If (1) is the case, then the concept of moral relativism is germane. It's easy to condemn those who believe differently than we do. We know what's right. We believe it down to our bones. Infanticide, for example, is dead wrong. You just shouldn’t go around killing little babies. Yet, many cultures have practiced this in the past. For them, it was morally acceptable. Imagine a place where what we know is right is actually questionable. Newtonian physics, for example. Imagine that gravity doesn’t work, or that you can create matter. It’s impossible to comprehend.
So it is with the terrorists. They inhabit a world where our beliefs do not apply. We cannot imagine what it is like. Furthermore there is no way we can be convinced they are right and we are wrong, and vice versa. You will never convince me that killing a healthy baby is morally justified, nor that you can create matter. The causes of terrorism arise from the terrorist's belief that they are doing the right thing. In order to cure terrorism we must try to understand the world they live in. We must try to understand a world where 2+2 does not equal 4. But, they also must also be open to dialog. Only then will we begin to resolve our differences. We must convince them to have an open mind to alternate ways of thinking. Perhaps a reasonable compromise can be reached. But if we close our minds it is unlikely they will open theirs. A never ending war is inevitable.

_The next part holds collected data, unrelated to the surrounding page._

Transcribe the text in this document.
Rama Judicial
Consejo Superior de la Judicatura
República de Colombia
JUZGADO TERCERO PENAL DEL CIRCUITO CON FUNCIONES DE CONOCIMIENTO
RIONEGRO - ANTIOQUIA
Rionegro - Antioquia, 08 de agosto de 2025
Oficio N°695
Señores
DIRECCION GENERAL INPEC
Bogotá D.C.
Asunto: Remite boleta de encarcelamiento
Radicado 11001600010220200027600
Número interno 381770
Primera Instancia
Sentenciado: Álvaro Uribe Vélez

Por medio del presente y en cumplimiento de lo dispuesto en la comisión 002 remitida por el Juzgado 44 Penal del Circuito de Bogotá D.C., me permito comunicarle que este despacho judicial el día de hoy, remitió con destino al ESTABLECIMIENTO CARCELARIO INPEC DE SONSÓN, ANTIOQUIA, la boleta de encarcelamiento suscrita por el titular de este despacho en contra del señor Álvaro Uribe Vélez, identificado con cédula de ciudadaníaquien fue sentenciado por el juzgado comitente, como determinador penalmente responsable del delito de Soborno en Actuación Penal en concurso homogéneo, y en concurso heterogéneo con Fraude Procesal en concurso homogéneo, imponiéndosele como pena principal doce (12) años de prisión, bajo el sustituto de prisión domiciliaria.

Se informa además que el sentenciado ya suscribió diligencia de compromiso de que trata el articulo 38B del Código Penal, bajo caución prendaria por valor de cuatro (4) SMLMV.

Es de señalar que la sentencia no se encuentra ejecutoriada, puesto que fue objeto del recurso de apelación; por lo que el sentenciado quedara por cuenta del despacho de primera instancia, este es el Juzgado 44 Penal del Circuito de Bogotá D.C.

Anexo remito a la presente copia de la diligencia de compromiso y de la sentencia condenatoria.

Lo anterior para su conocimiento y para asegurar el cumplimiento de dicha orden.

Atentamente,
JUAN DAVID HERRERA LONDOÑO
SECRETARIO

Now, in the case if (2), where terrorists are not, in fact, religious fanatics, but simply evil folks who want to kill people then we should just beat the shit out of them. Their universe is the same as ours. They know they are doing wrong but they do it anyway. No compromise or negotiation is possible.
So which is it? Do Islamic terrorists truly believe they are doing Allah’s bidding (even though misguided in our eyes), or are they just mentally ill violent crackpots?
Kev: You still seem to think moral relativism has something to do with this issue, but you are entirely mistaken. Your latest note appears to say that because radical Islamists think recent terrorism is good in this specific case in some sense, we should consider their case before killing them to stop them from killing us. I agree. Discussion and negotiation is a good thing to work on with just about anyone. Islamic terrorists might have some good points and some good reasons for their killing. I’ve been looking into it all along.
But that has nothing whatsoever to do with moral relativism. MR simply says that everyone is morally right and every moral position is good. Terrorists are right, anti-terrorists are right, and every other position is right, too. From the point of view of MR, it doesn’t matter morally whether I look into the case for Islamic terrorism or not. MR says that whatever I decide to do is right. If I want to answer the Islamic terrorists with some terror of my own, MR tells me I’m right. I can do whatever I think best, from bombing them to hell to opening peace talks while they keep bombing me. Thus, MR has nothing to say to this issue and is entirely irrelevant.
I suspect that what you’re really interested in is talking with terrorists and their supporters to understand them better. With the insight we gain from discussion, you appear to think, we will probably be better decide how to deal with them, how to best put a stop to their killing without falling into moral error ourselves. I fully agree. That’s just what I’ve been excogitating about. We should be trying to understand radical Islamist terrorists, both to stop them from killing us and to protect ourselves from moral error. But that has nothing at all to do with moral relativism -- not one little thing.
Finally, there are far more possible explanations for terrorism than fanaticism or mental illness; so I see no reason to bother choosing between those two simplistic positions.